Tuesday, February 18, 2025

'A State of Vagary, Doubt and Indecision'

There’s a tidy part of me that wants things resolved, whether a lawsuit or a differential equation. No sloppy inconsistencies, no denouements hanging by a thread. I used to love IRS Form 1040EZ: subtract one number from another, sign your name and wait for the refund. I had a logic professor who told us, “Don’t confuse philosophy with real life.” Adam Zagajewski concludes his poem “An Ode to Plurality” with these words: “a poem grows / on contradiction but it can’t cover it.” That may be true for poems, but humans are infinitely more complicated. Some of us can thrive on the tension; others are paralyzed or broken. 

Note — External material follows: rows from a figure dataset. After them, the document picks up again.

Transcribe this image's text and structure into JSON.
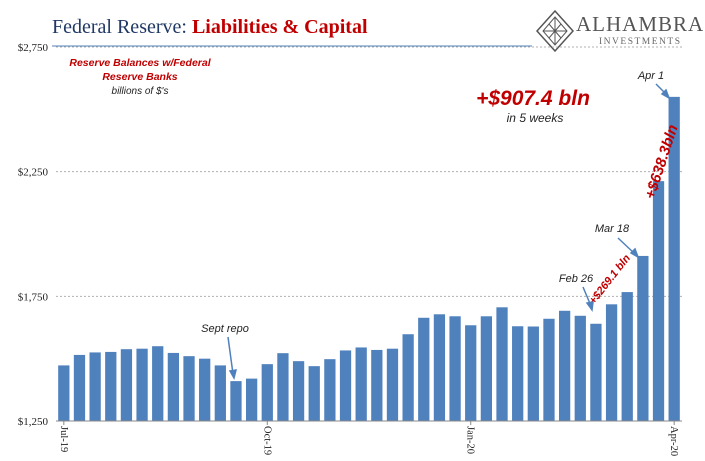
{
  "header": {
    "title_main": "Federal Reserve:",
    "title_accent": "Liabilities & Capital"
  },
  "logo": {
    "name": "ALHAMBRA",
    "sub": "INVESTMENTS"
  },
  "colors": {
    "bar": "#4f81bd",
    "accent": "#c00000",
    "title": "#1f3864",
    "arrow": "#4f81bd"
  },
  "chart_data": {
    "type": "bar",
    "series_label": "Reserve Balances w/Federal Reserve Banks",
    "units": "billions of $'s",
    "ylim": [
      1250,
      2750
    ],
    "yticks": [
      "$1,250",
      "$1,750",
      "$2,250",
      "$2,750"
    ],
    "ytick_values": [
      1250,
      1750,
      2250,
      2750
    ],
    "grid": true,
    "xtick_labels": [
      {
        "label": "Jul-19",
        "index": 0
      },
      {
        "label": "Oct-19",
        "index": 13
      },
      {
        "label": "Jan-20",
        "index": 26
      },
      {
        "label": "Apr-20",
        "index": 39
      }
    ],
    "values": [
      1473,
      1515,
      1525,
      1527,
      1538,
      1540,
      1550,
      1523,
      1510,
      1500,
      1473,
      1410,
      1420,
      1478,
      1522,
      1490,
      1470,
      1498,
      1533,
      1545,
      1535,
      1540,
      1598,
      1664,
      1678,
      1670,
      1634,
      1670,
      1706,
      1630,
      1629,
      1660,
      1692,
      1672,
      1640,
      1718,
      1767,
      1912,
      2212,
      2550
    ],
    "annotations": {
      "sept_repo": "Sept repo",
      "feb26": "Feb 26",
      "mar18": "Mar 18",
      "apr1": "Apr 1",
      "change_small": "+$269.1 bln",
      "change_mid": "+$638.3bln",
      "change_big": "+$907.4 bln",
      "change_big_sub": "in 5 weeks"
    }
  }
}
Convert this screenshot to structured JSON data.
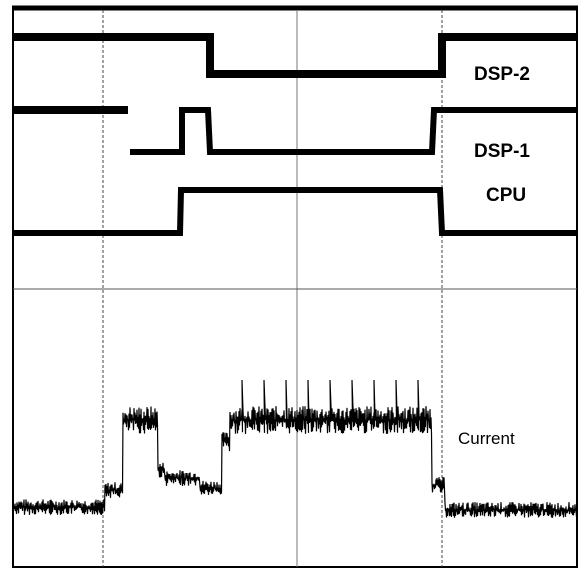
{
  "labels": {
    "dsp2": "DSP-2",
    "dsp1": "DSP-1",
    "cpu": "CPU",
    "current": "Current"
  }
}
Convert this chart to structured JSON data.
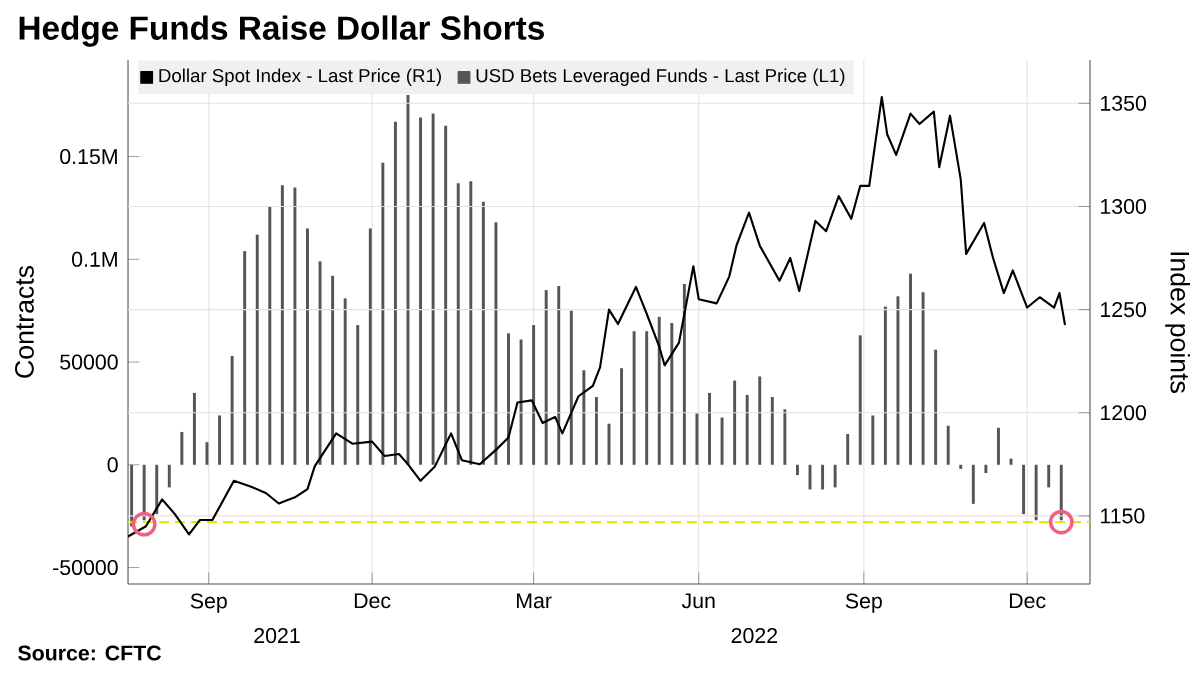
{
  "chart_data": {
    "type": "bar",
    "title": "Hedge Funds Raise Dollar Shorts",
    "ylabel": "Contracts",
    "y2label": "Index points",
    "annotations": [
      "2021",
      "2022",
      "Source: CFTC"
    ],
    "xlim": [
      "2021-07-18",
      "2023-01-05"
    ],
    "xticks": [
      {
        "value": "2021-09-01",
        "label": "Sep"
      },
      {
        "value": "2021-12-01",
        "label": "Dec"
      },
      {
        "value": "2022-03-01",
        "label": "Mar"
      },
      {
        "value": "2022-06-01",
        "label": "Jun"
      },
      {
        "value": "2022-09-01",
        "label": "Sep"
      },
      {
        "value": "2022-12-01",
        "label": "Dec"
      }
    ],
    "ylim": [
      -58000,
      197000
    ],
    "yticks": [
      -50000,
      0,
      50000,
      {
        "value": 100000,
        "label": "0.1M"
      },
      {
        "value": 150000,
        "label": "0.15M"
      }
    ],
    "y2lim": [
      1117,
      1371
    ],
    "y2ticks": [
      1150,
      1200,
      1250,
      1300,
      1350
    ],
    "grid": true,
    "legend": "top left",
    "ref_lines": [
      {
        "axis": "y2",
        "value": 1147,
        "color": "#e6e600",
        "line_style": "dashed"
      }
    ],
    "series": [
      {
        "name": "Dollar Spot Index - Last Price (R1)",
        "type": "line",
        "axis": "y2",
        "color": "#000000",
        "x": [
          "2021-07-18",
          "2021-07-28",
          "2021-08-06",
          "2021-08-13",
          "2021-08-21",
          "2021-08-27",
          "2021-09-03",
          "2021-09-15",
          "2021-09-25",
          "2021-10-03",
          "2021-10-10",
          "2021-10-19",
          "2021-10-26",
          "2021-10-30",
          "2021-11-11",
          "2021-11-20",
          "2021-12-01",
          "2021-12-08",
          "2021-12-16",
          "2021-12-21",
          "2021-12-28",
          "2022-01-05",
          "2022-01-14",
          "2022-01-20",
          "2022-01-30",
          "2022-02-08",
          "2022-02-15",
          "2022-02-20",
          "2022-02-28",
          "2022-03-06",
          "2022-03-13",
          "2022-03-17",
          "2022-03-26",
          "2022-04-03",
          "2022-04-07",
          "2022-04-12",
          "2022-04-17",
          "2022-04-27",
          "2022-05-03",
          "2022-05-10",
          "2022-05-13",
          "2022-05-21",
          "2022-05-29",
          "2022-06-01",
          "2022-06-11",
          "2022-06-18",
          "2022-06-22",
          "2022-06-29",
          "2022-07-05",
          "2022-07-16",
          "2022-07-22",
          "2022-07-27",
          "2022-08-05",
          "2022-08-11",
          "2022-08-18",
          "2022-08-25",
          "2022-08-30",
          "2022-09-04",
          "2022-09-11",
          "2022-09-14",
          "2022-09-19",
          "2022-09-27",
          "2022-10-02",
          "2022-10-10",
          "2022-10-13",
          "2022-10-19",
          "2022-10-25",
          "2022-10-28",
          "2022-11-07",
          "2022-11-12",
          "2022-11-18",
          "2022-11-23",
          "2022-12-01",
          "2022-12-08",
          "2022-12-16",
          "2022-12-19",
          "2022-12-22"
        ],
        "values": [
          1140,
          1145,
          1158,
          1151,
          1141,
          1148,
          1148,
          1167,
          1164,
          1161,
          1156,
          1159,
          1163,
          1174,
          1190,
          1185,
          1186,
          1179,
          1180,
          1175,
          1167,
          1174,
          1190,
          1177,
          1175,
          1182,
          1188,
          1205,
          1206,
          1195,
          1198,
          1190,
          1208,
          1213,
          1222,
          1250,
          1243,
          1261,
          1248,
          1232,
          1223,
          1234,
          1271,
          1255,
          1253,
          1266,
          1281,
          1297,
          1281,
          1264,
          1275,
          1259,
          1293,
          1288,
          1305,
          1294,
          1310,
          1310,
          1353,
          1335,
          1325,
          1345,
          1340,
          1346,
          1319,
          1344,
          1313,
          1277,
          1292,
          1275,
          1258,
          1269,
          1251,
          1256,
          1251,
          1258,
          1243
        ]
      },
      {
        "name": "USD Bets Leveraged Funds - Last Price (L1)",
        "color": "#555555",
        "x": [
          "2021-07-20",
          "2021-07-27",
          "2021-08-03",
          "2021-08-10",
          "2021-08-17",
          "2021-08-24",
          "2021-08-31",
          "2021-09-07",
          "2021-09-14",
          "2021-09-21",
          "2021-09-28",
          "2021-10-05",
          "2021-10-12",
          "2021-10-19",
          "2021-10-26",
          "2021-11-02",
          "2021-11-09",
          "2021-11-16",
          "2021-11-23",
          "2021-11-30",
          "2021-12-07",
          "2021-12-14",
          "2021-12-21",
          "2021-12-28",
          "2022-01-04",
          "2022-01-11",
          "2022-01-18",
          "2022-01-25",
          "2022-02-01",
          "2022-02-08",
          "2022-02-15",
          "2022-02-22",
          "2022-03-01",
          "2022-03-08",
          "2022-03-15",
          "2022-03-22",
          "2022-03-29",
          "2022-04-05",
          "2022-04-12",
          "2022-04-19",
          "2022-04-26",
          "2022-05-03",
          "2022-05-10",
          "2022-05-17",
          "2022-05-24",
          "2022-05-31",
          "2022-06-07",
          "2022-06-14",
          "2022-06-21",
          "2022-06-28",
          "2022-07-05",
          "2022-07-12",
          "2022-07-19",
          "2022-07-26",
          "2022-08-02",
          "2022-08-09",
          "2022-08-16",
          "2022-08-23",
          "2022-08-30",
          "2022-09-06",
          "2022-09-13",
          "2022-09-20",
          "2022-09-27",
          "2022-10-04",
          "2022-10-11",
          "2022-10-18",
          "2022-10-25",
          "2022-11-01",
          "2022-11-08",
          "2022-11-15",
          "2022-11-22",
          "2022-11-29",
          "2022-12-06",
          "2022-12-13",
          "2022-12-20"
        ],
        "values": [
          -30000,
          -27000,
          -24000,
          -11000,
          16000,
          35000,
          11000,
          24000,
          53000,
          104000,
          112000,
          126000,
          136000,
          135000,
          115000,
          99000,
          92000,
          81000,
          68000,
          115000,
          147000,
          167000,
          180000,
          169000,
          171000,
          165000,
          137000,
          138000,
          128000,
          118000,
          64000,
          61000,
          68000,
          85000,
          87000,
          75000,
          46000,
          33000,
          20000,
          47000,
          65000,
          65000,
          72000,
          69000,
          88000,
          25000,
          35000,
          23000,
          41000,
          34000,
          43000,
          33000,
          27000,
          -5000,
          -12000,
          -12000,
          -11000,
          15000,
          63000,
          24000,
          77000,
          82000,
          93000,
          84000,
          56000,
          19000,
          -2000,
          -19000,
          -4000,
          18000,
          3000,
          -24000,
          -27000,
          -11000,
          -27000
        ]
      },
      {
        "type": "scatter",
        "axis": "y2",
        "color": "#f06080",
        "marker": "circle",
        "x": [
          "2021-07-27",
          "2022-12-20"
        ],
        "values": [
          1146,
          1147
        ]
      }
    ]
  }
}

A reader asks for my thoughts on Keats’ notion of “negativity capability.” I’ve often thought his renowned letter to his brothers on December 21, 1817 expresses less a literary theory than a reflection on his sensibility and perhaps ours:

 

“[I]t struck me what quality went to form a Man of Achievement, especially in Literature, and which Shakespeare possessed so enormously — I mean Negative Capability, that is, when a man is capable of being in uncertainties, mysteries, doubts, without any irritable reaching after fact and reason.”

 

The passage is customarily read as embracing poetic openness and rejecting closed systems of thought. The writer, in a sense, is all potential, at least while writing. He projects himself into the sensibilities of others. His imagination is sympathetic. He is not theory-driven. Not for him the “egotistic sublime.”

 

Keats suggests we keep our minds elastic and limber. Don’t assume the first thought or the twenty-seventh is best, though it may be. In his 1978 essay “Spare Time,” V.S. Pritchett refers in passing to negative capability. For a writer, any thought or experience, any book read, may come in handy, even those we’ve forgotten. “A writer,” says Pritchett, “must have the capacity to become passive and lost in doubt in order to be open to new suggestions. He must alternate between clocking in and clocking out.” In his final paragraph, Pritchett writes:

 

“I find that reading Russian novelists, mainly of the nineteenth century, is good for my ‘negative capability’ – a state, incidentally, that means a state of vagary, doubt and indecision as well as self-annulment.”

 

I think of Louise MacNeice’s “Snow,” its reminder that “World is crazier and more of it than we think, / Incorrigibly plural.” The poem suggests we accept “The drunkenness of things being various.”